Dès lors que la démarche consistant à faire procéder à la vérification par un tiers du calcul du taux effectif global ne procède que de la seule volonté de l’emprunteur, la date de communication à celui-ci du résultat d’une telle vérification ne saurait constituer la révélation de l’erreur permettant de reporter le point de départ du délai de prescription de son action, sauf à conférer à ce délai un caractère purement potestatif.
L’analyse présentée par Monsieur et Madame [N] tendant à contester l’exactitude du taux effectif global mentionné dans l’écrit constatant le contrat de prêt se fonde sur l’examen des éléments contenus dans l’offre de prêt. De sorte que les emprunteurs avaient été mis en mesure, à cet instant, de déceler les erreurs qu’ils imputaient au calcul du taux effectif global. Ils étaient ainsi en mesure, dès l’acceptation de l’offre, de vérifier, par eux-mêmes ou en s’en remettant à un tiers, l’exactitude du taux effectif global.
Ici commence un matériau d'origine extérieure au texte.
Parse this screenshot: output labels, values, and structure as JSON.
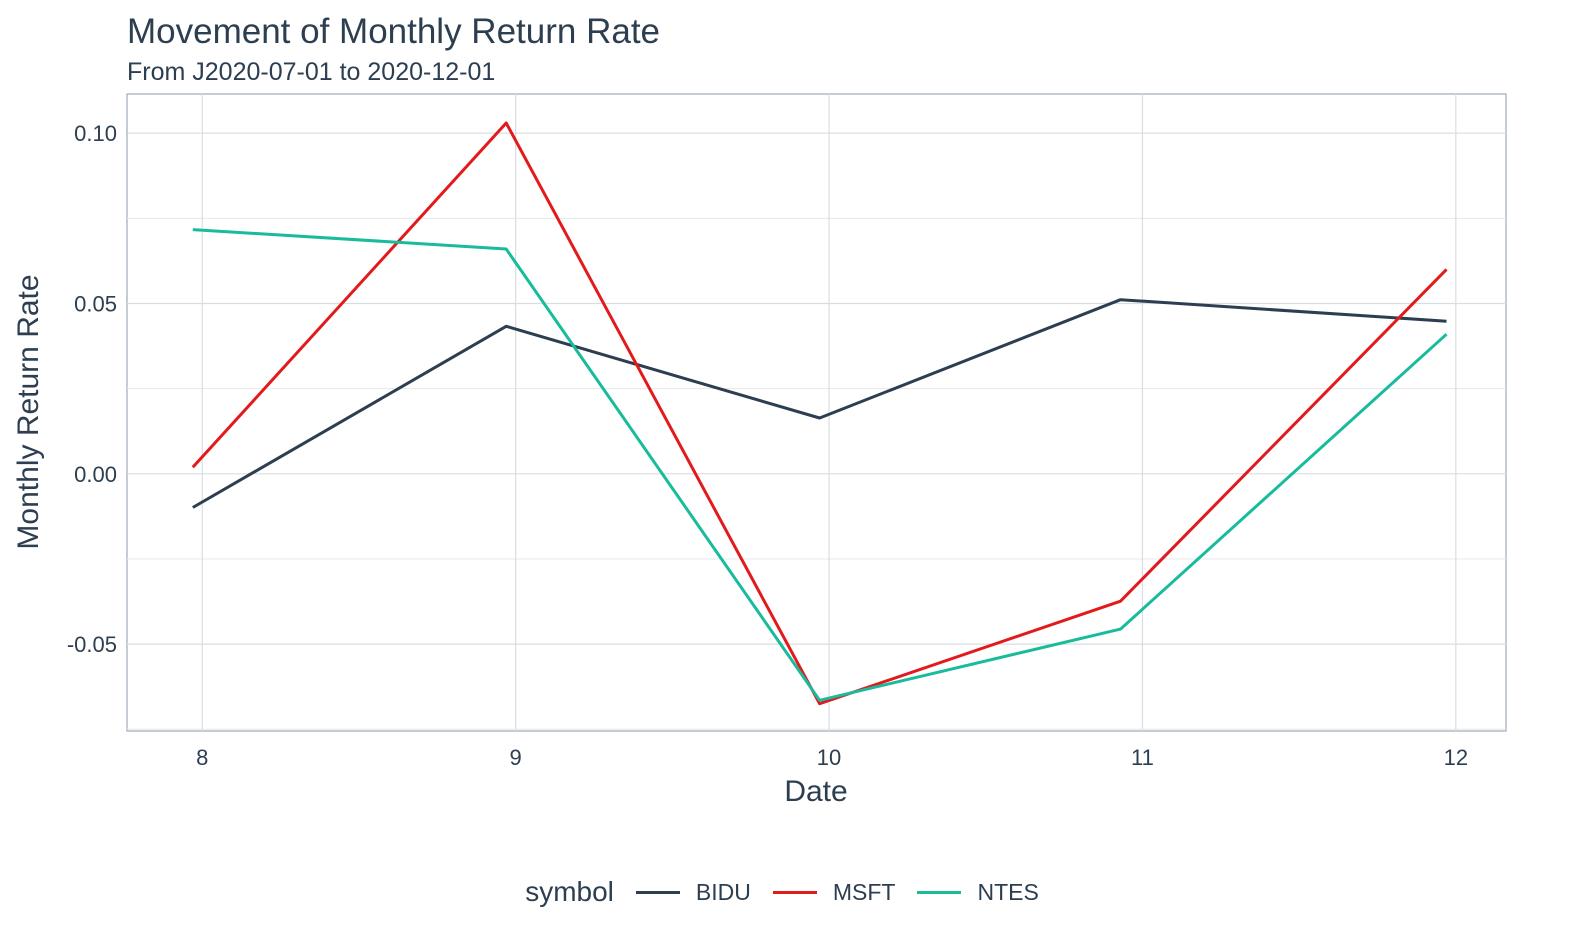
{
  "chart_data": {
    "type": "line",
    "title": "Movement of Monthly Return Rate",
    "subtitle": "From J2020-07-01 to 2020-12-01",
    "xlabel": "Date",
    "ylabel": "Monthly Return Rate",
    "x": [
      8,
      9,
      10,
      11,
      12
    ],
    "x_ticks": [
      "8",
      "9",
      "10",
      "11",
      "12"
    ],
    "y_ticks": [
      "0.10",
      "0.05",
      "0.00",
      "-0.05"
    ],
    "xlim": [
      7.76,
      12.16
    ],
    "ylim": [
      -0.0755,
      0.1115
    ],
    "grid": true,
    "legend_position": "bottom",
    "legend_title": "symbol",
    "series": [
      {
        "name": "BIDU",
        "color": "#2c3e50",
        "x": [
          7.97,
          8.97,
          9.97,
          10.93,
          11.97
        ],
        "values": [
          -0.0099,
          0.0433,
          0.0164,
          0.0511,
          0.0448
        ]
      },
      {
        "name": "MSFT",
        "color": "#e31a1c",
        "x": [
          7.97,
          8.97,
          9.97,
          10.93,
          11.97
        ],
        "values": [
          0.0019,
          0.103,
          -0.0675,
          -0.0374,
          0.06
        ]
      },
      {
        "name": "NTES",
        "color": "#18bc9c",
        "x": [
          7.97,
          8.97,
          9.97,
          10.93,
          11.97
        ],
        "values": [
          0.0717,
          0.066,
          -0.0665,
          -0.0456,
          0.041
        ]
      }
    ]
  }
}
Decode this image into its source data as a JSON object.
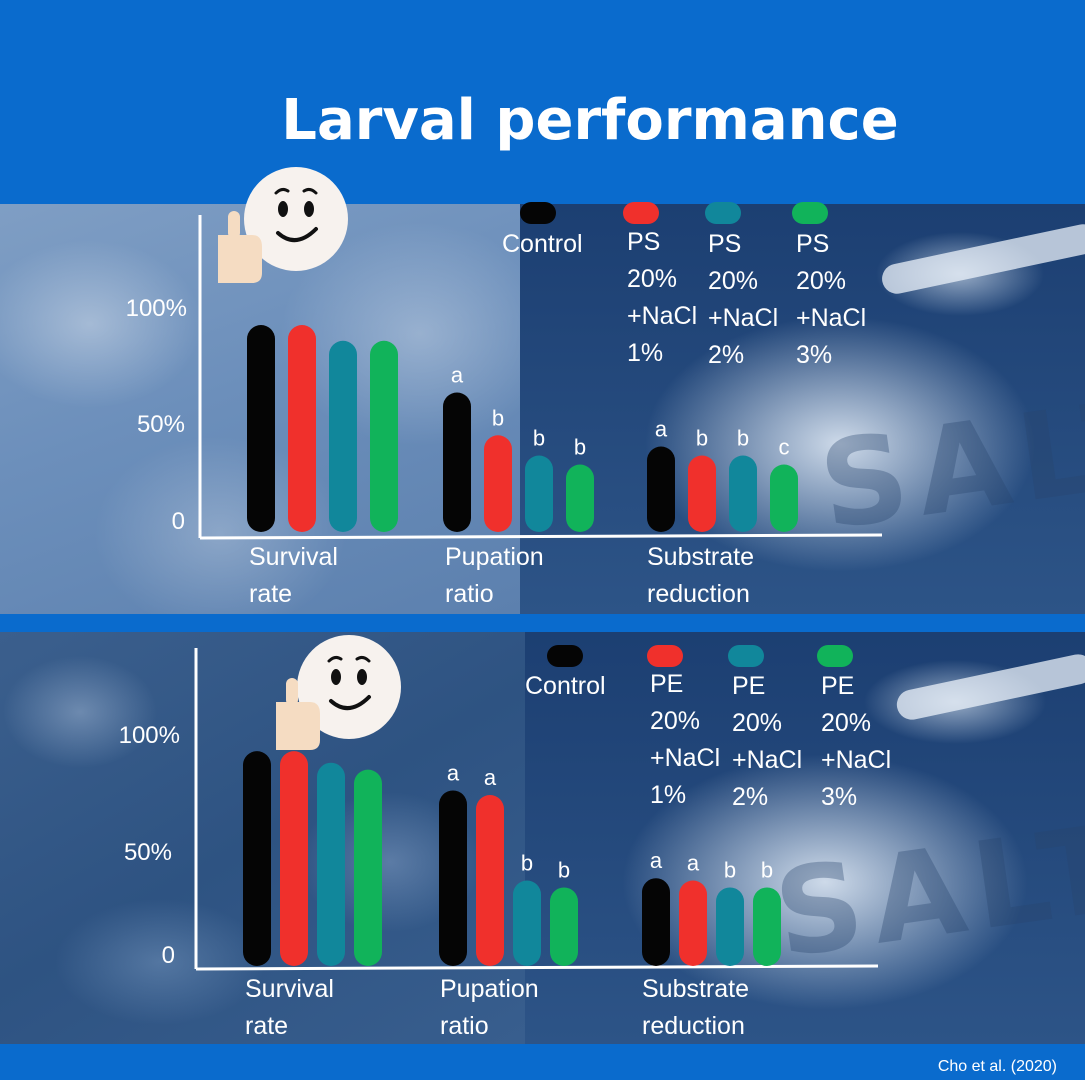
{
  "title": "Larval performance",
  "footer": "Cho et al. (2020)",
  "colors": {
    "header_bg": "#0a6bcd",
    "control": "#050505",
    "nacl1": "#f0302c",
    "nacl2": "#11879b",
    "nacl3": "#11b35a",
    "axis": "#ffffff",
    "text": "#ffffff"
  },
  "icons": [
    "thumbs-up-emoji-icon",
    "thumbs-up-emoji-icon"
  ],
  "background_text": [
    "SALT",
    "SALT"
  ],
  "chart_data": [
    {
      "type": "bar",
      "title": "",
      "categories": [
        "Survival\nrate",
        "Pupation\nratio",
        "Substrate\nreduction"
      ],
      "yticks": [
        "100%",
        "50%",
        "0"
      ],
      "ylim": [
        0,
        100
      ],
      "legend_placement": "top-right",
      "series": [
        {
          "name": "Control",
          "values": [
            92,
            62,
            38
          ],
          "letters": [
            "",
            "a",
            "a"
          ]
        },
        {
          "name": "PS\n20%\n+NaCl\n1%",
          "values": [
            92,
            43,
            34
          ],
          "letters": [
            "",
            "b",
            "b"
          ]
        },
        {
          "name": "PS\n20%\n+NaCl\n2%",
          "values": [
            85,
            34,
            34
          ],
          "letters": [
            "",
            "b",
            "b"
          ]
        },
        {
          "name": "PS\n20%\n+NaCl\n3%",
          "values": [
            85,
            30,
            30
          ],
          "letters": [
            "",
            "b",
            "c"
          ]
        }
      ]
    },
    {
      "type": "bar",
      "title": "",
      "categories": [
        "Survival\nrate",
        "Pupation\nratio",
        "Substrate\nreduction"
      ],
      "yticks": [
        "100%",
        "50%",
        "0"
      ],
      "ylim": [
        0,
        100
      ],
      "legend_placement": "top-right",
      "series": [
        {
          "name": "Control",
          "values": [
            93,
            76,
            38
          ],
          "letters": [
            "",
            "a",
            "a"
          ]
        },
        {
          "name": "PE\n20%\n+NaCl\n1%",
          "values": [
            93,
            74,
            37
          ],
          "letters": [
            "",
            "a",
            "a"
          ]
        },
        {
          "name": "PE\n20%\n+NaCl\n2%",
          "values": [
            88,
            37,
            34
          ],
          "letters": [
            "",
            "b",
            "b"
          ]
        },
        {
          "name": "PE\n20%\n+NaCl\n3%",
          "values": [
            85,
            34,
            34
          ],
          "letters": [
            "",
            "b",
            "b"
          ]
        }
      ]
    }
  ]
}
Le délai de prescription ayant par conséquent commencé à courir à la date de l’acceptation de l’offre, soit le 8 mars 2007, la demande d’annulation de la stipulation d’intérêts conventionnels fondée sur l’erreur affectant le taux effectif global mentionné dans l’écrit constatant le contrat de prêt et sur le défaut de mention de la durée de la période, initiée par les conclusions du 29 janvier 2019 soit plus de cinq années après la conclusion de ce contrat, est irrecevable car prescrite.
II / Sur la demande en paiement formée par la société CREDIT LOGEMENT
Il ressort de l’article 37II de l’ordonnance no 2021-1192 du 15 septembre 2021 que les cautionnements conclus avant le 1er janvier 2022 demeurent soumis à la loi ancienne, y compris pour leurs effets légaux et pour les dispositions d'ordre public.
A- Sur les moyens soulevés par Monsieur et Madame [N]
Monsieur et Madame [N] exposent au titre de leurs conclusions que l’erreur qui affecte le taux effectif global entraîne la nullité de la stipulation conventionnelle depuis la régularisation du prêt. Ils soutiennent que les emprunteurs peuvent parfaitement opposer à la caution les exceptions purement personnelles dans leurs rapports avec le prêteur.
Il a été établi que l’action fondée sur l’erreur affectant le taux effectif global est prescrite. Monsieur et Madame [N] ne peuvent donc agir sur ce fondement mettre en échec la demande au paiement.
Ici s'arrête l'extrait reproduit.